Le championnat du monde de bodybuilding WBPF bat son plein à Batam, en Indonésie, jusqu’au 17 novembre, mais la présence malgache y reste désespérément timide, presque fantomatique. Seulement deux athlètes portent les couleurs de Madagascar cette année, là où d’autres nations alignent des délégations complètes et bruyantes. Une maigre récolte qui en dit long sur l’état de la discipline chez nous.
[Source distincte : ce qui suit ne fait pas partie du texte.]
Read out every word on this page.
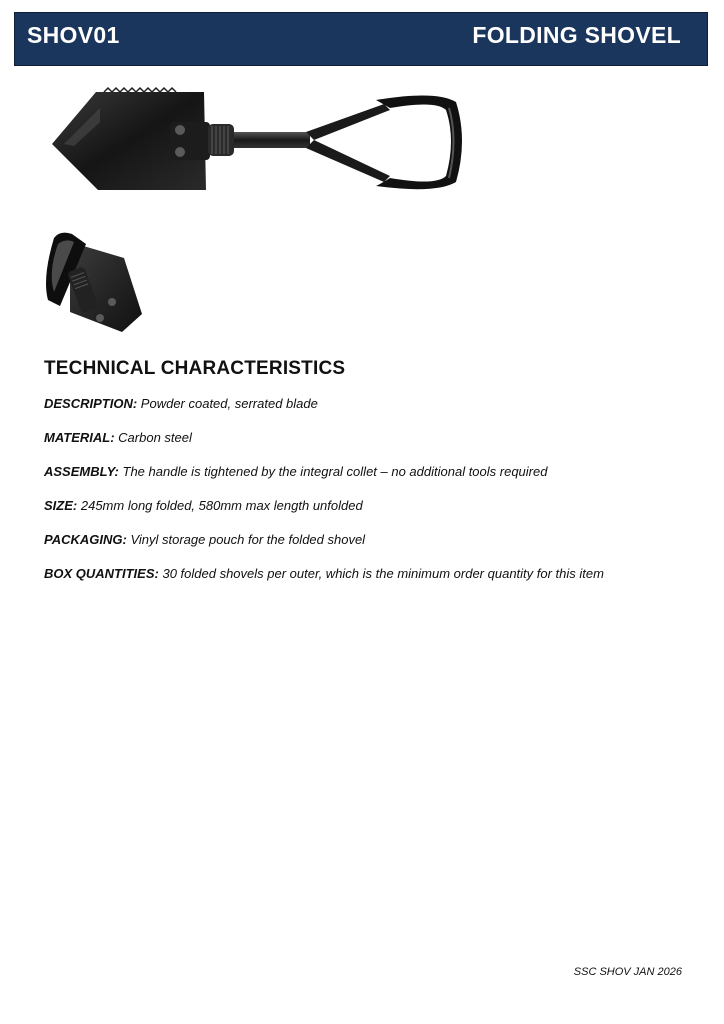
SHOV01	FOLDING SHOVEL
TECHNICAL CHARACTERISTICS
DESCRIPTION: Powder coated, serrated blade
MATERIAL: Carbon steel
ASSEMBLY: The handle is tightened by the integral collet – no additional tools required
SIZE: 245mm long folded, 580mm max length unfolded
PACKAGING: Vinyl storage pouch for the folded shovel
BOX QUANTITIES: 30 folded shovels per outer, which is the minimum order quantity for this item
SSC SHOV JAN 2026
Rado Rakotomandimby, en catégorie 80-85 kg (Bodybuilding), et Maurice Marinjara, chez les moins de 175 cm (Classic Physic), sont les deux seuls courageux à avoir franchi l’océan Indien. Et ils l’ont fait sans le moindre rond de l’État. Le ministère de la Jeunesse et des Sports, sous la houlette du nouveau ministre Alain Désiré Rasambany, a purement et simplement oublié le bodybuilding dans ses priorités budgétaires. Pas un centime, pas un billet, pas même un mot d’encouragement officiel. Pendant que d’autres disciplines sportives malgaches ont été reçues, nos deux athlètes ont dû se débrouiller seuls, la poche remplie grâce au secteur privé et à leur détermination farouche.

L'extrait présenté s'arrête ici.